These are the stories of the New York Police Department's notorious and illegal Stop and Frisk program, which saw 685,724 illegal searches in 2011 alone. The NYPD is only allowed to stop and search someone if they have reasonable suspicion that they've committed a crime, making stops on the basis of skin color illegal. 87% of New York City's black and latino population has been stopped and frisked at some point, and as The New York Times reports in its Op-Doc, "The Scars of Stop and Frisk", the vast majority of those stopped are never ticketed or arrested - 88%, in fact. In a twisted kind of apartheid, young men and women of color in New York City are being stopped on the basis of their skin color and sometimes detained for hours without reason. Pioneered by the special crimes unit - the same one that killed Amadou Diallo, an innocent man suspected of a rape, in a hail of bullets in 1999 - stop and frisk is truly "the new Jim Crow," as an activist in Nina Berman's short doc on the subject dubs it.

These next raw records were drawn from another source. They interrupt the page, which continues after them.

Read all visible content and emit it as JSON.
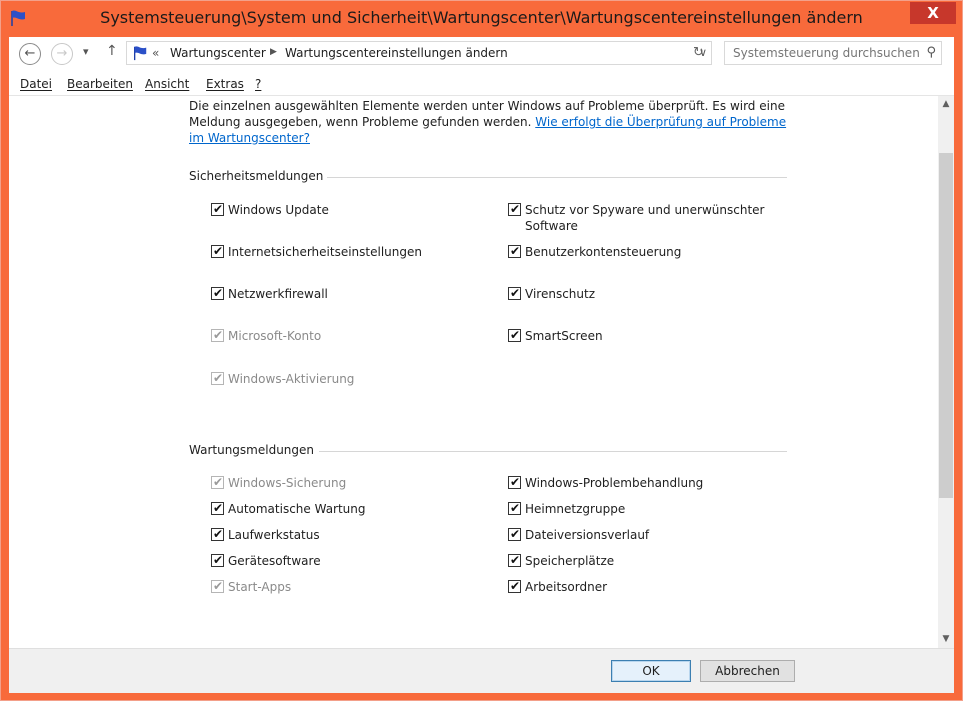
{
  "window": {
    "title": "Systemsteuerung\\System und Sicherheit\\Wartungscenter\\Wartungscentereinstellungen ändern",
    "close_glyph": "X"
  },
  "colors": {
    "frame": "#f86a3b",
    "close": "#c7372b",
    "link": "#0066cc",
    "accent_flag": "#1d3ea8"
  },
  "addressbar": {
    "back_glyph": "←",
    "forward_glyph": "→",
    "recent_glyph": "▾",
    "up_glyph": "↑",
    "overflow": "«",
    "crumbs": [
      "Wartungscenter",
      "Wartungscentereinstellungen ändern"
    ],
    "crumb_sep": "▶",
    "dropdown_glyph": "∨",
    "refresh_glyph": "↻",
    "search_placeholder": "Systemsteuerung durchsuchen",
    "search_glyph": "⚲"
  },
  "menu": [
    "Datei",
    "Bearbeiten",
    "Ansicht",
    "Extras",
    "?"
  ],
  "intro": {
    "text": "Die einzelnen ausgewählten Elemente werden unter Windows auf Probleme überprüft. Es wird eine Meldung ausgegeben, wenn Probleme gefunden werden. ",
    "link": "Wie erfolgt die Überprüfung auf Probleme im Wartungscenter?"
  },
  "security": {
    "title": "Sicherheitsmeldungen",
    "left": [
      {
        "label": "Windows Update",
        "checked": true,
        "disabled": false
      },
      {
        "label": "Internetsicherheitseinstellungen",
        "checked": true,
        "disabled": false
      },
      {
        "label": "Netzwerkfirewall",
        "checked": true,
        "disabled": false
      },
      {
        "label": "Microsoft-Konto",
        "checked": true,
        "disabled": true
      },
      {
        "label": "Windows-Aktivierung",
        "checked": true,
        "disabled": true
      }
    ],
    "right": [
      {
        "label": "Schutz vor Spyware und unerwünschter",
        "label2": "Software",
        "checked": true,
        "disabled": false
      },
      {
        "label": "Benutzerkontensteuerung",
        "checked": true,
        "disabled": false
      },
      {
        "label": "Virenschutz",
        "checked": true,
        "disabled": false
      },
      {
        "label": "SmartScreen",
        "checked": true,
        "disabled": false
      }
    ]
  },
  "maintenance": {
    "title": "Wartungsmeldungen",
    "left": [
      {
        "label": "Windows-Sicherung",
        "checked": true,
        "disabled": true
      },
      {
        "label": "Automatische Wartung",
        "checked": true,
        "disabled": false
      },
      {
        "label": "Laufwerkstatus",
        "checked": true,
        "disabled": false
      },
      {
        "label": "Gerätesoftware",
        "checked": true,
        "disabled": false
      },
      {
        "label": "Start-Apps",
        "checked": true,
        "disabled": true
      }
    ],
    "right": [
      {
        "label": "Windows-Problembehandlung",
        "checked": true,
        "disabled": false
      },
      {
        "label": "Heimnetzgruppe",
        "checked": true,
        "disabled": false
      },
      {
        "label": "Dateiversionsverlauf",
        "checked": true,
        "disabled": false
      },
      {
        "label": "Speicherplätze",
        "checked": true,
        "disabled": false
      },
      {
        "label": "Arbeitsordner",
        "checked": true,
        "disabled": false
      }
    ]
  },
  "checkmark": "✔",
  "scroll": {
    "up": "▲",
    "down": "▼"
  },
  "buttons": {
    "ok": "OK",
    "cancel": "Abbrechen"
  }
}
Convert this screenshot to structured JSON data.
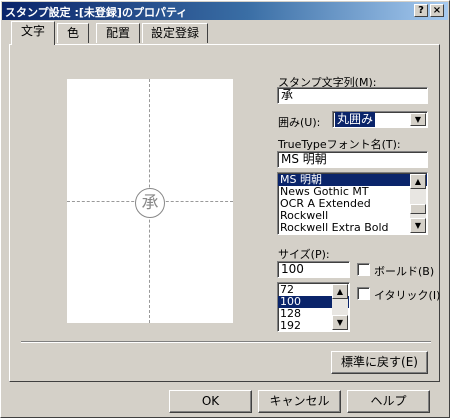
{
  "window": {
    "title": "スタンプ設定 :[未登録]のプロパティ"
  },
  "titlebar_buttons": {
    "help": "?",
    "close": "×"
  },
  "tabs": [
    {
      "label": "文字",
      "active": true
    },
    {
      "label": "色",
      "active": false
    },
    {
      "label": "配置",
      "active": false
    },
    {
      "label": "設定登録",
      "active": false
    }
  ],
  "preview": {
    "stamp_char": "承"
  },
  "text_section": {
    "label": "スタンプ文字列(M):",
    "value": "承"
  },
  "enclosure": {
    "label": "囲み(U):",
    "selected": "丸囲み"
  },
  "font": {
    "label": "TrueTypeフォント名(T):",
    "value": "MS 明朝",
    "options": [
      "MS 明朝",
      "News Gothic MT",
      "OCR A Extended",
      "Rockwell",
      "Rockwell Extra Bold"
    ],
    "selected_index": 0
  },
  "size": {
    "label": "サイズ(P):",
    "value": "100",
    "options": [
      "72",
      "100",
      "128",
      "192"
    ],
    "selected_index": 1
  },
  "checkboxes": {
    "bold": "ボールド(B)",
    "italic": "イタリック(I)"
  },
  "buttons": {
    "reset": "標準に戻す(E)",
    "ok": "OK",
    "cancel": "キャンセル",
    "help": "ヘルプ"
  },
  "colors": {
    "titlebar_start": "#0a246a",
    "face": "#d4d0c8",
    "selection": "#0a246a"
  }
}
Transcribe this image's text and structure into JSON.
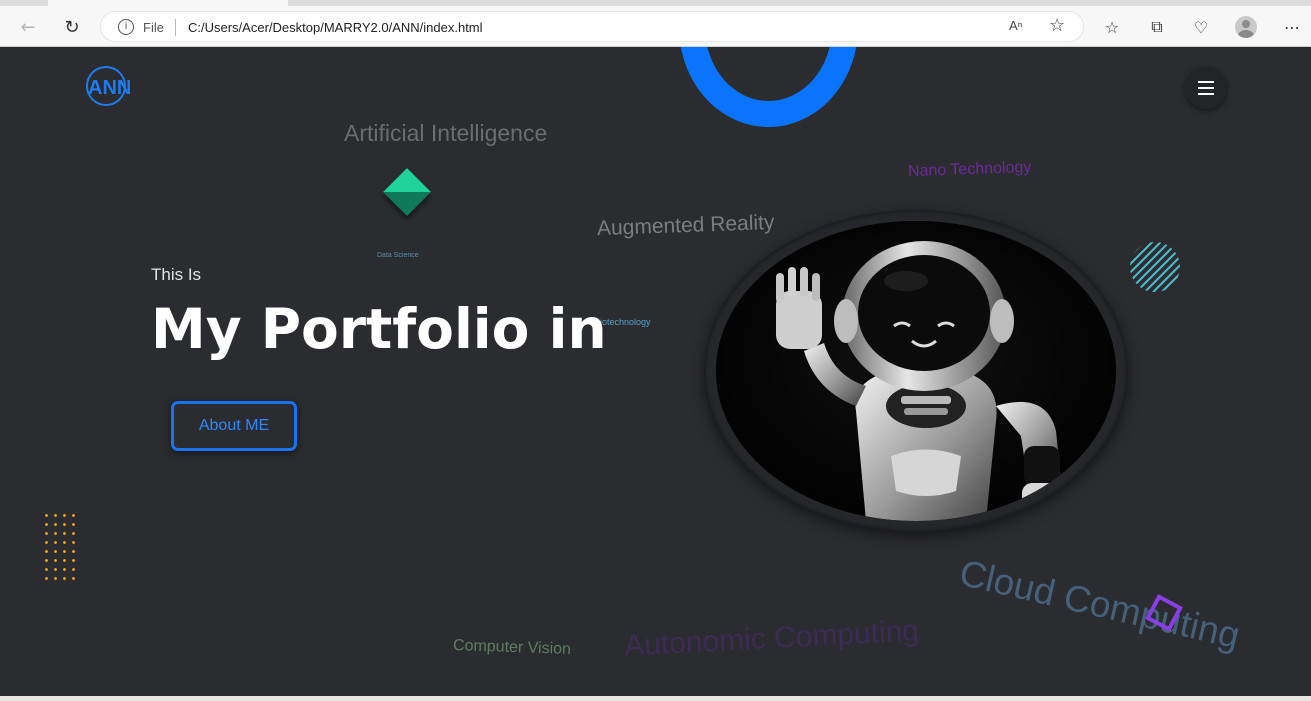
{
  "browser": {
    "file_label": "File",
    "url": "C:/Users/Acer/Desktop/MARRY2.0/ANN/index.html",
    "read_aloud_label": "A¹¹",
    "icons": [
      "back-arrow-icon",
      "reload-icon",
      "info-icon",
      "read-aloud-icon",
      "favorite-star-icon",
      "favorites-list-icon",
      "collections-icon",
      "browser-essentials-icon",
      "profile-avatar",
      "more-icon"
    ]
  },
  "site": {
    "logo_text": "ANN",
    "intro": "This Is",
    "headline": "My Portfolio in",
    "about_button": "About ME"
  },
  "floating_words": {
    "ai": "Artificial Intelligence",
    "data_science": "Data Science",
    "ar": "Augmented Reality",
    "nano": "Nano Technology",
    "bio": "Biotechnology",
    "cloud": "Cloud Computing",
    "cv": "Computer Vision",
    "autonomic": "Autonomic Computing"
  },
  "colors": {
    "background": "#2b2c30",
    "accent_blue": "#0a74ff",
    "dots_orange": "#e59a1c",
    "square_purple": "#8a3ee6",
    "diamond_green": "#1ed29a"
  }
}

"I'm in fear for my life from the law" RDACBX raps on "Stop! Stop and Frisk!" featuring Rebel Diaz, Vithym and Luss, the video for which features snapshots of recent victims of NYPD overreach and is "dedicated to the mothers of victims of Police Terrorism." It was produced after the February 2 killing of an unarmed 18-year-old, Rahmarley Graham, in the Bronx, which occurred a week after officers administered a Rodney King-style beating on another unarmed youth, 19-year-old Jatiek Reed. As victims of fatal police brutality have piled up - Patrick Dorismond, Sean Bell, Anthony Baez, Malcolm Ferguson, Anthony Rosario - a social movement has formed to reclaim the streets for the people.